28.2.23

Benang Merah

0 komentar

        Beberapa waktu ini, aku sering membayangkan. Bagaimana jadinya apabila dulu aku ga melakukan beberapa hal, yang waktu itu kuanggap berat, atau sepele, atau nekat, dan hal-hal lain yang kuanggap ga penting. Namun pada akhirnya, saat ini aku syukuri.

        Siapa yang tahu bahwa pengalaman yang mungkin saat itu dianggap pahit, tetap dapat menuntun ke hal yang lebih baik, yang bisa dituai saat ini, atau nanti. Semua memang perlu proses untuk memahami, tidak pula dalam waktu sebentar. Bisa satu tahun kemudian, dua tahun, bakan sepuluh tahun setelahnya.

        Bisa jadi aku yang telat menyadarinya, tapi tetap, pengalaman yang perlu diflashback ketika aku baru bisa menyadarinya sekarang, membuatku lebih kuat saat ini dalam menghadapi hari-hari yang lebih berat, karena keyakinan akan hasilnya di masa depan. Insyaallah.

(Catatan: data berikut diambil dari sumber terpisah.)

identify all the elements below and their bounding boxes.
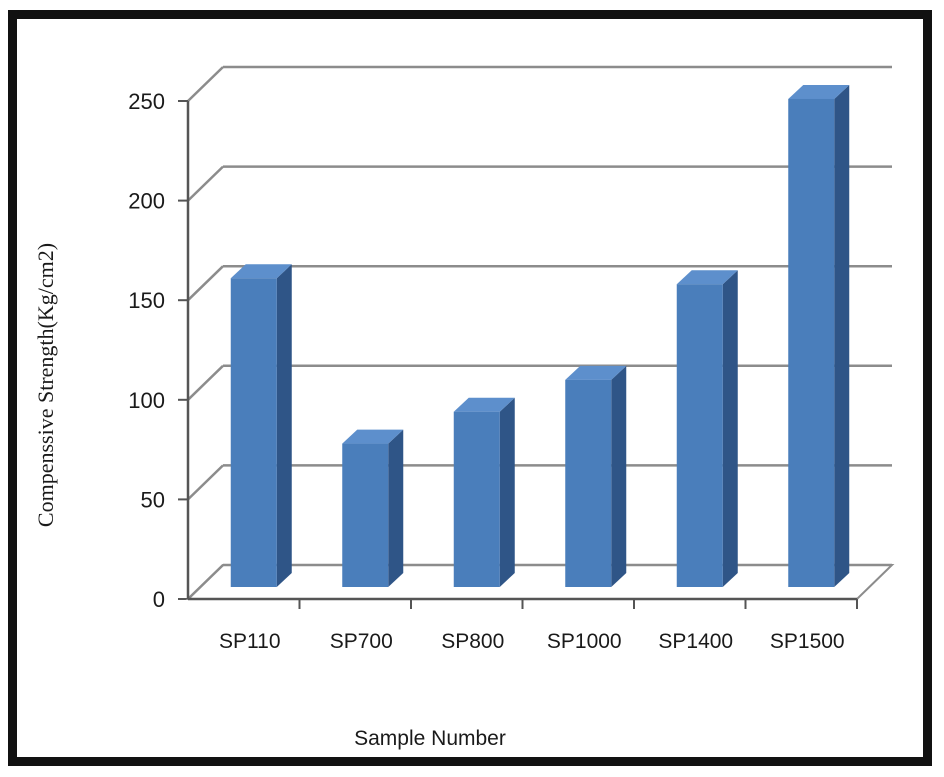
bar-front xyxy=(676,284,723,587)
bar-sp700 xyxy=(342,429,404,587)
bar-top xyxy=(453,397,515,412)
bar-top xyxy=(565,365,627,380)
gridline-wall xyxy=(187,464,224,501)
y-tick-label: 50 xyxy=(141,487,165,512)
y-tick-labels: 0 50 100 150 200 250 xyxy=(128,89,165,612)
bar-front xyxy=(230,278,277,587)
bar-top xyxy=(230,264,292,279)
y-tick-label: 0 xyxy=(153,587,165,612)
gridline-wall xyxy=(187,265,224,302)
x-tick-label: SP1500 xyxy=(770,630,845,653)
bars xyxy=(230,84,850,588)
x-tick-labels: SP110 SP700 SP800 SP1000 SP1400 SP1500 xyxy=(219,630,845,653)
x-axis-label: Sample Number xyxy=(354,727,506,750)
bar-side xyxy=(276,264,292,587)
bar-side xyxy=(611,365,627,587)
bar-top xyxy=(342,429,404,444)
bar-side xyxy=(388,429,404,587)
y-tick-label: 100 xyxy=(128,388,165,413)
chart-frame xyxy=(8,10,932,766)
bar-sp1500 xyxy=(788,84,850,588)
bar-sp1400 xyxy=(676,270,738,587)
bar-sp110 xyxy=(230,264,292,587)
x-tick-label: SP1400 xyxy=(658,630,733,653)
axes xyxy=(178,100,895,609)
gridline-wall xyxy=(187,165,224,202)
bar-sp1000 xyxy=(565,365,627,587)
y-tick-label: 150 xyxy=(128,288,165,313)
x-tick-label: SP800 xyxy=(441,630,504,653)
gridlines xyxy=(187,65,892,600)
bar-side xyxy=(834,84,850,588)
bar-front xyxy=(342,443,389,587)
bar-front xyxy=(788,98,835,588)
bar-top xyxy=(676,270,738,285)
gridline-wall xyxy=(187,364,224,401)
bar-side xyxy=(499,397,515,587)
y-axis-label: Compenssive Strength(Kg/cm2) xyxy=(33,243,58,527)
bar-top xyxy=(788,84,850,99)
x-tick-label: SP1000 xyxy=(547,630,622,653)
bar-sp800 xyxy=(453,397,515,587)
bar-front xyxy=(565,379,612,587)
x-tick-label: SP110 xyxy=(219,630,281,653)
x-tick-label: SP700 xyxy=(330,630,393,653)
floor xyxy=(185,564,895,600)
y-tick-label: 200 xyxy=(128,189,165,214)
y-tick-label: 250 xyxy=(128,89,165,114)
bar-side xyxy=(722,270,738,587)
bar-front xyxy=(453,411,500,587)
gridline-wall xyxy=(187,66,224,102)
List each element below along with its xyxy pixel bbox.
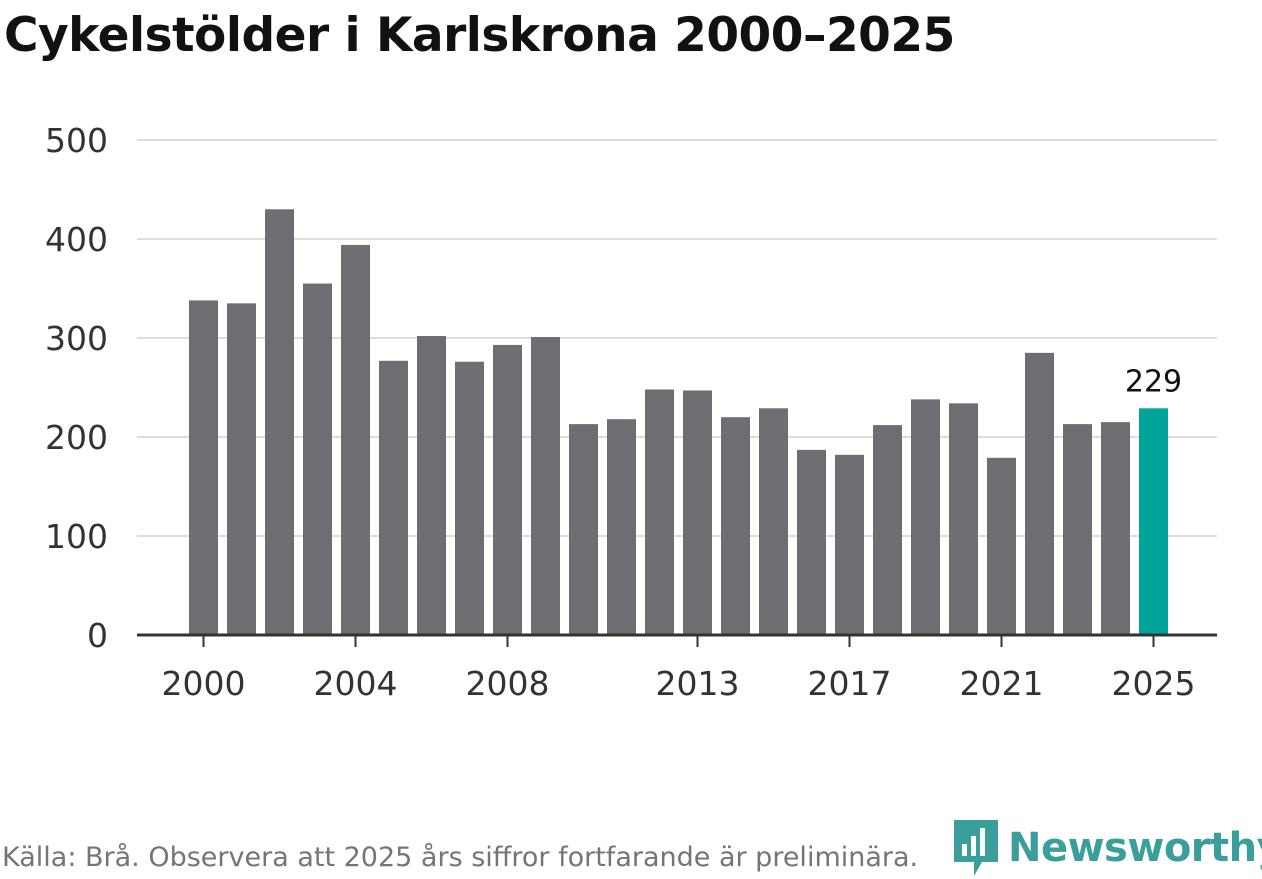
- bar-2022: [1025, 352, 1054, 635]
- x-tick-label: 2004: [314, 664, 398, 703]
- source-note: Källa: Brå. Observera att 2025 års siffr…: [2, 842, 919, 873]
- bar-2017: [835, 454, 864, 635]
- chart-title: Cykelstölder i Karlskrona 2000–2025: [4, 8, 955, 63]
- bar-2014: [721, 417, 750, 635]
- y-tick-label: 0: [87, 616, 108, 655]
- bar-2018: [873, 425, 902, 635]
- bar-2010: [569, 424, 598, 635]
- bar-2000: [189, 300, 218, 635]
- bar-2016: [797, 449, 826, 635]
- bar-2023: [1063, 424, 1092, 635]
- bar-2013: [683, 390, 712, 635]
- bar-2005: [379, 360, 408, 635]
- x-tick-label: 2017: [808, 664, 892, 703]
- grid-lines: [137, 139, 1217, 537]
- bar-2008: [493, 344, 522, 635]
- bar-2009: [531, 337, 560, 635]
- y-axis-tick-labels: 0 100 200 300 400 500: [45, 121, 108, 655]
- bar-2019: [911, 399, 940, 635]
- newsworthy-logo-icon: [954, 820, 998, 876]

        Bagaimana jadinya kalau waktu itu, aku ga kerja part time ditahun kedua kuliah. Mungkin aku ga akan bertemu dengan orang yang sekarang menjadi suamiku. Bagaimana jadinya kalau waktu itu, aku ga nganter nota penerbitan iklan baris yang hanya berkisar duapuluhan ribu rupiah -yang mana tidak cukup membantu target bulananku sebagai marketing- ke adik dari pacarnya temenku, mungkin aku ga akan ditawarin kerjaan yang sampai saat ini bisa bantu perekonomianku.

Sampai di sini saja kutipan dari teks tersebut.